基金Wildlife Conservation and Management of National Forestry Bureau of China
文摘The vegetation and soil are mutual environmental factors, soil characteristics, such as chemical properties and microorganism that affect the vegetation occurrence, development and succession speed. In this study, we evaluated the structure of microbial communities of rhizosphere of Cowskin Azalea(Rhododendron aureum Georgi) populations and compared with non-rhizosphere soils at four sample sites of the Changbai Mountains, China, and analyzed the correlation between chemical properties of soil and microbial communities. The results showed that microbial structure and soil chemical properties are significant superior to non-rhizosphere at all four sample sites. The rhizosphere microorganisms are mainly composed of bacteria, actinomycetes, followed by fungi least.
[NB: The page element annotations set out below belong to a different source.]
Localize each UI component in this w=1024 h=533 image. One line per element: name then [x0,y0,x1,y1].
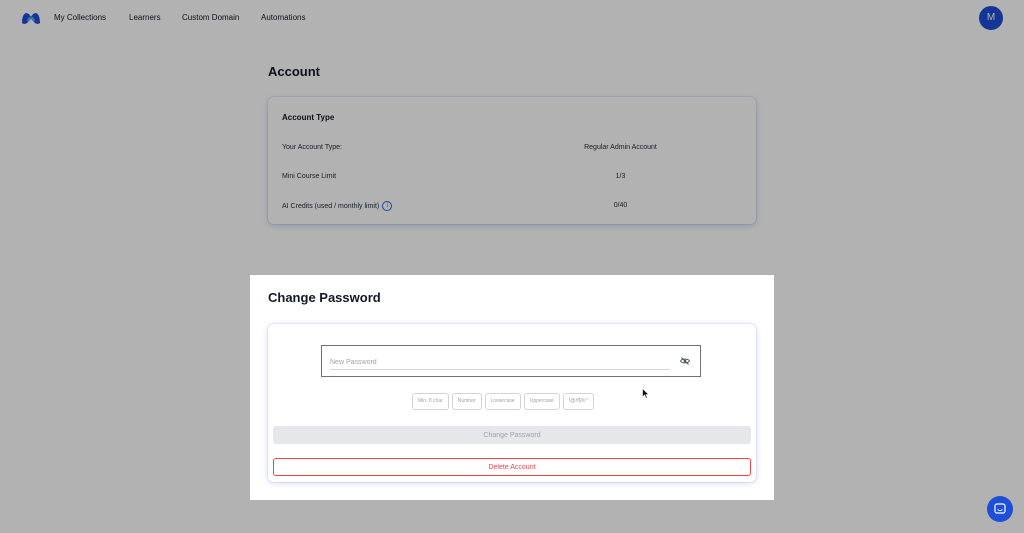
requirement-lowercase: Lowercase [484,393,521,410]
password-requirements: Min. 8 char Number Lowercase Uppercase !… [412,393,594,411]
new-password-field [321,345,701,377]
requirement-min-chars: Min. 8 char [412,393,449,410]
modal-title: Change Password [268,290,381,305]
delete-account-button[interactable]: Delete Account [273,458,751,476]
requirement-special-char: !@#$%^ [562,393,594,410]
change-password-button[interactable]: Change Password [273,426,751,444]
change-password-modal: Change Password Min. 8 char Number Lower… [250,275,774,500]
eye-slash-icon[interactable] [680,357,690,365]
mouse-cursor-icon [642,388,650,399]
password-card: Min. 8 char Number Lowercase Uppercase !… [268,324,756,482]
requirement-uppercase: Uppercase [523,393,560,410]
chat-button[interactable] [987,496,1013,522]
requirement-number: Number [451,393,482,410]
chat-icon [994,503,1006,514]
new-password-input[interactable] [330,355,670,370]
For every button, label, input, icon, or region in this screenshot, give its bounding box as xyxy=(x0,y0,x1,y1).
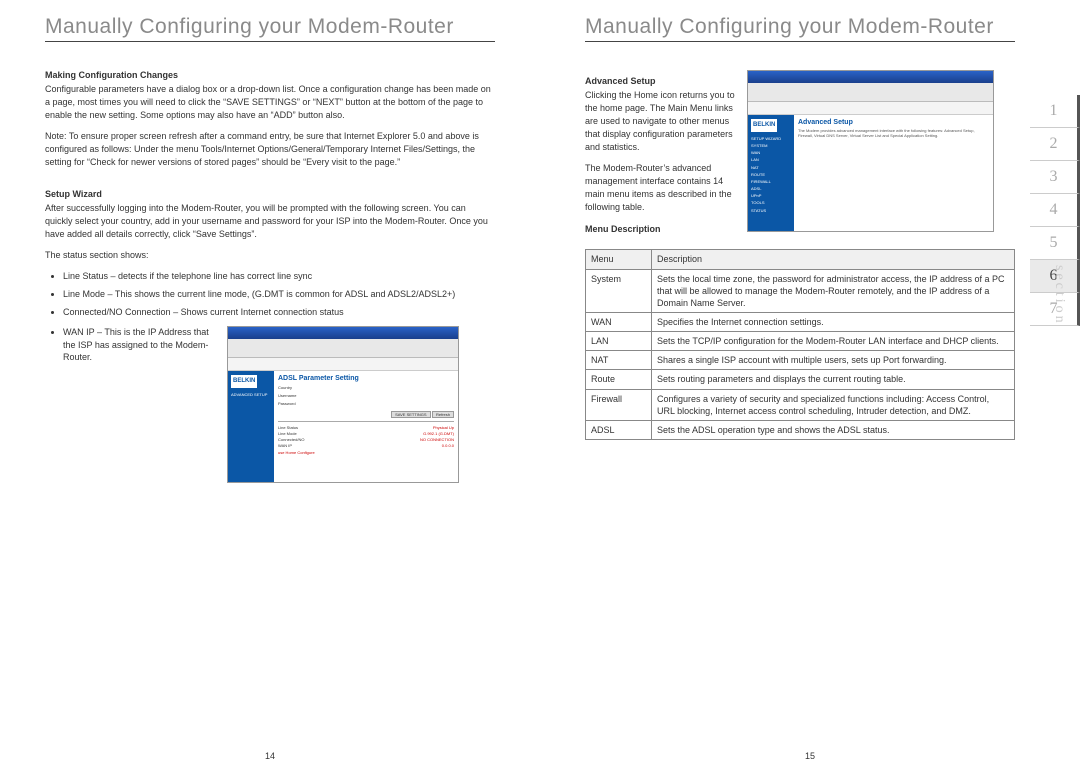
para-status-intro: The status section shows: xyxy=(45,249,495,262)
section-tab-2[interactable]: 2 xyxy=(1030,128,1080,161)
heading-advanced-setup: Advanced Setup xyxy=(585,76,735,86)
bullet-line-status: Line Status – detects if the telephone l… xyxy=(63,270,495,283)
section-tab-1[interactable]: 1 xyxy=(1030,95,1080,128)
menu-description-table: Menu Description SystemSets the local ti… xyxy=(585,249,1015,440)
para-wizard: After successfully logging into the Mode… xyxy=(45,202,495,241)
para-adv-2: The Modem-Router’s advanced management i… xyxy=(585,162,735,214)
bullet-wan-ip: WAN IP – This is the IP Address that the… xyxy=(63,326,215,364)
page-title-left: Manually Configuring your Modem-Router xyxy=(45,15,495,39)
table-row: FirewallConfigures a variety of security… xyxy=(586,389,1015,420)
section-tab-3[interactable]: 3 xyxy=(1030,161,1080,194)
table-row: NATShares a single ISP account with mult… xyxy=(586,351,1015,370)
heading-making-config: Making Configuration Changes xyxy=(45,70,495,80)
table-row: SystemSets the local time zone, the pass… xyxy=(586,269,1015,312)
page-right: Manually Configuring your Modem-Router A… xyxy=(540,0,1080,771)
wanip-and-screenshot: WAN IP – This is the IP Address that the… xyxy=(45,326,495,483)
table-row: WANSpecifies the Internet connection set… xyxy=(586,312,1015,331)
section-label: section xyxy=(1051,265,1067,326)
para-config-note: Note: To ensure proper screen refresh af… xyxy=(45,130,495,169)
bullet-line-mode: Line Mode – This shows the current line … xyxy=(63,288,495,301)
screenshot-setup-wizard: BELKIN ADVANCED SETUP ADSL Parameter Set… xyxy=(227,326,459,483)
th-description: Description xyxy=(652,250,1015,269)
status-bullet-list: Line Status – detects if the telephone l… xyxy=(45,270,495,318)
section-tab-4[interactable]: 4 xyxy=(1030,194,1080,227)
page-title-right: Manually Configuring your Modem-Router xyxy=(585,15,1015,39)
table-row: ADSLSets the ADSL operation type and sho… xyxy=(586,420,1015,439)
bullet-connection: Connected/NO Connection – Shows current … xyxy=(63,306,495,319)
title-rule-right xyxy=(585,41,1015,42)
advanced-setup-block: Advanced Setup Clicking the Home icon re… xyxy=(585,70,1015,237)
title-rule-left xyxy=(45,41,495,42)
table-row: LANSets the TCP/IP configuration for the… xyxy=(586,332,1015,351)
page-number-right: 15 xyxy=(805,751,815,761)
th-menu: Menu xyxy=(586,250,652,269)
page-left: Manually Configuring your Modem-Router M… xyxy=(0,0,540,771)
heading-menu-description: Menu Description xyxy=(585,224,735,234)
para-config-1: Configurable parameters have a dialog bo… xyxy=(45,83,495,122)
para-adv-1: Clicking the Home icon returns you to th… xyxy=(585,89,735,154)
screenshot-advanced-setup: BELKIN SETUP WIZARDSYSTEMWANLANNATROUTEF… xyxy=(747,70,994,232)
heading-setup-wizard: Setup Wizard xyxy=(45,189,495,199)
page-number-left: 14 xyxy=(265,751,275,761)
section-tab-5[interactable]: 5 xyxy=(1030,227,1080,260)
table-row: RouteSets routing parameters and display… xyxy=(586,370,1015,389)
two-page-spread: Manually Configuring your Modem-Router M… xyxy=(0,0,1080,771)
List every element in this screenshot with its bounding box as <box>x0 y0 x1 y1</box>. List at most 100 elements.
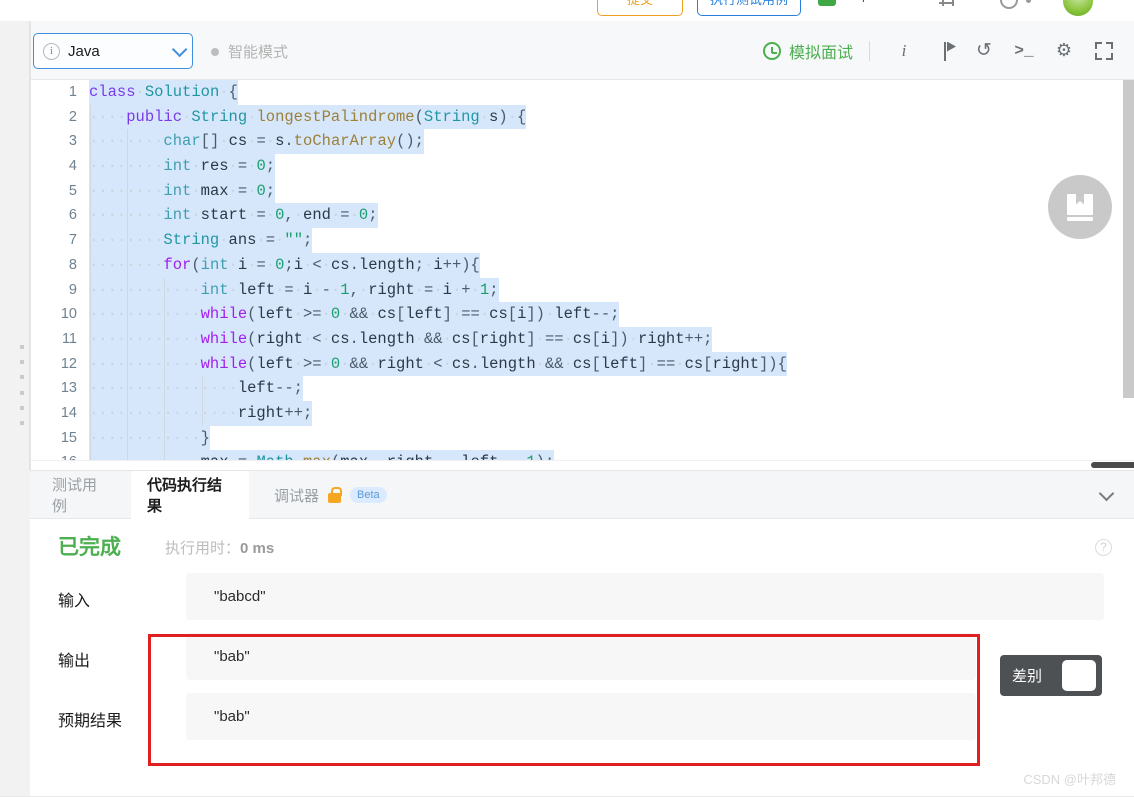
code-text[interactable]: ············int·left·=·i·-·1,·right·=·i·… <box>89 277 499 303</box>
code-text[interactable]: class·Solution·{ <box>89 80 238 105</box>
expected-value[interactable]: "bab" <box>186 693 976 740</box>
code-line[interactable]: 9 ············int·left·=·i·-·1,·right·=·i… <box>31 277 787 303</box>
code-line[interactable]: 12 ············while(left·>=·0·&&·right·<… <box>31 351 787 377</box>
code-line[interactable]: 8 ········for(int·i·=·0;i·<·cs.length;·i+… <box>31 252 787 278</box>
tab-debugger[interactable]: 调试器 Beta <box>258 471 418 519</box>
indent-guide <box>164 302 166 327</box>
mock-interview-button[interactable]: 模拟面试 <box>762 39 853 63</box>
code-lines[interactable]: 1 class·Solution·{ 2 ····public·String·long… <box>31 80 787 470</box>
smart-mode-indicator[interactable]: 智能模式 <box>211 41 288 62</box>
code-line[interactable]: 10 ············while(left·>=·0·&&·cs[left… <box>31 302 787 327</box>
code-line[interactable]: 1 class·Solution·{ <box>31 80 787 105</box>
indent-guide <box>201 400 203 426</box>
code-text[interactable]: ········int·start·=·0,·end·=·0; <box>89 203 378 229</box>
line-number: 15 <box>60 429 77 446</box>
status-badge: 已完成 <box>58 536 121 559</box>
code-line[interactable]: 7 ········String·ans·=·""; <box>31 228 787 253</box>
indent-guide <box>90 203 91 229</box>
code-line[interactable]: 5 ········int·max·=·0; <box>31 178 787 204</box>
horizontal-scrollbar[interactable] <box>31 460 1134 470</box>
run-button-partial[interactable]: 执行测试用例 <box>697 0 801 16</box>
line-number: 6 <box>68 207 77 224</box>
reset-icon[interactable]: ↺ <box>964 31 1004 71</box>
indent-guide <box>127 154 129 179</box>
indent-guide <box>90 277 91 303</box>
info-icon[interactable]: i <box>884 31 924 71</box>
submit-button-partial[interactable]: 提交 <box>597 0 683 16</box>
indent-guide <box>127 277 129 303</box>
settings-gear-icon[interactable]: ⚙ <box>1044 31 1084 71</box>
code-text[interactable]: ········for(int·i·=·0;i·<·cs.length;·i++… <box>89 252 480 278</box>
code-text[interactable]: ················right++; <box>89 400 313 426</box>
code-text[interactable]: ········int·res·=·0; <box>89 154 276 179</box>
question-mark-icon[interactable]: ? <box>1095 539 1112 556</box>
code-text[interactable]: ····public·String·longestPalindrome(Stri… <box>89 104 527 130</box>
toolbar-divider <box>869 40 870 61</box>
code-line[interactable]: 14 ················right++; <box>31 400 787 426</box>
output-label: 输出 <box>58 653 91 670</box>
code-line[interactable]: 15 ············} <box>31 425 787 451</box>
diff-toggle-knob[interactable] <box>1062 660 1096 691</box>
panel-drag-handle[interactable] <box>17 345 26 425</box>
indent-guide <box>127 351 129 377</box>
avatar[interactable] <box>1063 0 1093 16</box>
indent-guide <box>127 302 129 327</box>
bell-icon[interactable] <box>938 0 954 8</box>
console-icon[interactable]: >_ <box>1004 31 1044 71</box>
tab-testcases[interactable]: 测试用例 <box>36 471 124 519</box>
code-line[interactable]: 6 ········int·start·=·0,·end·=·0; <box>31 203 787 229</box>
code-text[interactable]: ············while(left·>=·0·&&·right·<·c… <box>89 351 787 377</box>
editor-tool-actions: 模拟面试 i ↺ >_ ⚙ <box>762 21 1124 80</box>
chevron-down-icon <box>171 41 188 57</box>
code-line[interactable]: 11 ············while(right·<·cs.length·&&… <box>31 326 787 352</box>
green-square-icon[interactable] <box>818 0 836 6</box>
code-text[interactable]: ············while(left·>=·0·&&·cs[left]·… <box>89 302 620 327</box>
code-text[interactable]: ········String·ans·=·""; <box>89 228 313 253</box>
line-number: 3 <box>68 133 77 150</box>
chevron-down-icon[interactable] <box>1098 485 1115 502</box>
code-text[interactable]: ········char[]·cs·=·s.toCharArray(); <box>89 129 424 155</box>
code-text[interactable]: ············} <box>89 425 210 451</box>
code-line[interactable]: 2 ····public·String·longestPalindrome(Str… <box>31 104 787 130</box>
indent-guide <box>90 104 91 130</box>
horizontal-scrollbar-thumb[interactable] <box>1091 462 1134 468</box>
code-line[interactable]: 13 ················left--; <box>31 376 787 401</box>
beta-badge: Beta <box>350 487 387 503</box>
code-area[interactable]: 1 class·Solution·{ 2 ····public·String·long… <box>31 80 1134 470</box>
code-text[interactable]: ········int·max·=·0; <box>89 178 276 204</box>
watermark: CSDN @叶邦德 <box>1023 772 1116 787</box>
line-number: 2 <box>68 108 77 125</box>
indent-guide <box>90 376 91 401</box>
code-text[interactable]: ················left--; <box>89 376 303 401</box>
indent-guide <box>90 154 91 179</box>
language-select[interactable]: i Java <box>33 33 193 69</box>
language-label: Java <box>68 42 100 60</box>
tab-execution-result[interactable]: 代码执行结果 <box>131 471 249 519</box>
vertical-scrollbar[interactable] <box>1123 80 1134 398</box>
top-navigation-strip: 提交 执行测试用例 i <box>0 0 1134 21</box>
diff-toggle[interactable]: 差别 <box>1000 655 1102 696</box>
info-italic-icon[interactable]: i <box>862 0 865 5</box>
indent-guide <box>164 326 166 352</box>
code-line[interactable]: 4 ········int·res·=·0; <box>31 154 787 179</box>
line-number: 12 <box>60 355 77 372</box>
circle-icon[interactable] <box>1000 0 1018 9</box>
flag-icon[interactable] <box>924 31 964 71</box>
indent-guide <box>127 376 129 401</box>
indent-guide <box>90 425 91 451</box>
indent-guide <box>127 129 129 155</box>
line-number: 13 <box>60 380 77 397</box>
code-line[interactable]: 3 ········char[]·cs·=·s.toCharArray(); <box>31 129 787 155</box>
io-row: 预期结果 "bab" <box>30 691 1134 751</box>
indent-guide <box>127 252 129 278</box>
line-number: 8 <box>68 256 77 273</box>
indent-guide <box>164 277 166 303</box>
code-text[interactable]: ············while(right·<·cs.length·&&·c… <box>89 326 713 352</box>
input-value[interactable]: "babcd" <box>186 573 1104 620</box>
note-book-icon[interactable] <box>1048 175 1112 239</box>
runtime-value: 0 ms <box>240 540 275 557</box>
fullscreen-icon[interactable] <box>1084 31 1124 71</box>
line-number: 7 <box>68 232 77 249</box>
output-value[interactable]: "bab" <box>186 633 976 680</box>
input-label: 输入 <box>58 593 91 610</box>
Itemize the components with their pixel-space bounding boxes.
The principal component analysis(PCA) biplot displayed that there are differences between rhizosphere and non-rhizosphere soils for microflora; Through correlation analysis, we found that the bacteria is clearly influenced by p H on the Changbai Mountains, besides p H, other soil features such as NO3–-N. These data highlight that R. aureum as the dominant vegetation living in the alpine tundra is a key factor in the formation of soil microorganism and improving soil fertility, and is of great significance for the maintenance of alpine tundra ecosystem.